Published online May 6, 2017. doi: 10.5315/wjh.v6.i2.28
Peer-review started: November 13, 2016
First decision: March 7, 2017
Revised: March 15, 2017
Accepted: April 4, 2017
Article in press: April 7, 2017
Published online: May 6, 2017
Hemophilia A is an X-linked recessive disorder characterized by a deficiency of coagulation factor VIII (FVIII) and therefore by a greater risk of bleeding during percutaneous interventional procedures and during the dual antiplatelet therapy (DAPT) in patients with ischemic heart disease. Information regarding safe percutaneous procedures in hemophiliacs is limited.

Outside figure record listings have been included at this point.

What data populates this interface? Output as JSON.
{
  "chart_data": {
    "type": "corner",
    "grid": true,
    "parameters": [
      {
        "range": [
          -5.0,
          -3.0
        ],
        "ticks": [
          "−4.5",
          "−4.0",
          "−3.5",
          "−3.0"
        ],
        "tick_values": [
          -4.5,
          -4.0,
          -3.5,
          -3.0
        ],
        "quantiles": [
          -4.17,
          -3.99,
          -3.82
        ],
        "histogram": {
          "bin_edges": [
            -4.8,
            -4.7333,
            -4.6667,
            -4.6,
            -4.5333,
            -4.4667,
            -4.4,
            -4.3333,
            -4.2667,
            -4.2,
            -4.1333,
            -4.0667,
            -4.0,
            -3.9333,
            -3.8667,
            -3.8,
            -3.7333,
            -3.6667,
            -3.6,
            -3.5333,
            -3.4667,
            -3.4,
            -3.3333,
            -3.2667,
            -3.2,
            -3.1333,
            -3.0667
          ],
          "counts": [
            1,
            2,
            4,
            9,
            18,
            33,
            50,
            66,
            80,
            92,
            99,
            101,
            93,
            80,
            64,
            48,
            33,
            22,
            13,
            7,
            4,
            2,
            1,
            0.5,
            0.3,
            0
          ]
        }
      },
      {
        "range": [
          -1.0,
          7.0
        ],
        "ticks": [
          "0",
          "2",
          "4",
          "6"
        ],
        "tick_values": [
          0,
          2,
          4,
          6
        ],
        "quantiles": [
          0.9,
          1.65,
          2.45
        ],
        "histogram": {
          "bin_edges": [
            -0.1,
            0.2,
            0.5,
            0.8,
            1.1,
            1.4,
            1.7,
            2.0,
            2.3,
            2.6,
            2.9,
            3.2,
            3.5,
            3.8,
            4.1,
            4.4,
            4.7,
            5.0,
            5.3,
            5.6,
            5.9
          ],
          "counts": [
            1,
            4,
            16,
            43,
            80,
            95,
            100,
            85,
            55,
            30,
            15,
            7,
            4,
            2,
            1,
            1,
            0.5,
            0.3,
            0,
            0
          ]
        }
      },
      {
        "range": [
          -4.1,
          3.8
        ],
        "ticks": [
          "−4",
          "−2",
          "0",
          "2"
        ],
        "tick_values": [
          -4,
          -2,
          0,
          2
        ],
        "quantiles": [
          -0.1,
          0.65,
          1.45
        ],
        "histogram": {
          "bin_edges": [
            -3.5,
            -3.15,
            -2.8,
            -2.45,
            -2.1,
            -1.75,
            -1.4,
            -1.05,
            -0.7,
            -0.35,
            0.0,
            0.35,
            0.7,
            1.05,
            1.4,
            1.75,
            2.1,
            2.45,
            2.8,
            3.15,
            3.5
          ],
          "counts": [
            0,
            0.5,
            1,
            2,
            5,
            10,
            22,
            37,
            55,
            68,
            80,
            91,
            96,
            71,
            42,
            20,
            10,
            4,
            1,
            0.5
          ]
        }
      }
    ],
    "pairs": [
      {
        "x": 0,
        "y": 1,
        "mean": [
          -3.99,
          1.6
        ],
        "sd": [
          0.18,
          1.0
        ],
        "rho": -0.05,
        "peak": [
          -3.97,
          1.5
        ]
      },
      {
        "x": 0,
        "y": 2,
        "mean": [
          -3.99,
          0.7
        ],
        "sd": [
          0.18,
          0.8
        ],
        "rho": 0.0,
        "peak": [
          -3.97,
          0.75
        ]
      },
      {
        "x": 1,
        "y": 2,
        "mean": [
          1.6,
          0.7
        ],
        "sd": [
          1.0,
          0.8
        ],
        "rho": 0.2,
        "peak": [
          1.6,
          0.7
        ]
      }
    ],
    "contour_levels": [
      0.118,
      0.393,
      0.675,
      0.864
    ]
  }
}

Since the introduction of FVVIII concentrates, the life expectancy of hemophiliac patients has improved and consequently, the rate of ischemic heart disease in this population is increased. Frequently the replacement therapy can trigger the onset of an acute coronary syndrome. We report a case of a patient with mild Hemophilia A, who presents with unstable angina, treated successfully with coronary angioplasty and drug eluting stent implantation without replacement of FVVIII, treated with long term DAPT without major bleeding after six months of follow up.
Core tip: Hemophilia is a rare condition, but in some cases, could create difficulties in the management of other disease, such as acute coronary syndrome and unstable angina. Data in literature regarding this condition are lacking. This case report would be an example of the management of patients with mild deficit of Factor VIII activity according to the recent consensus.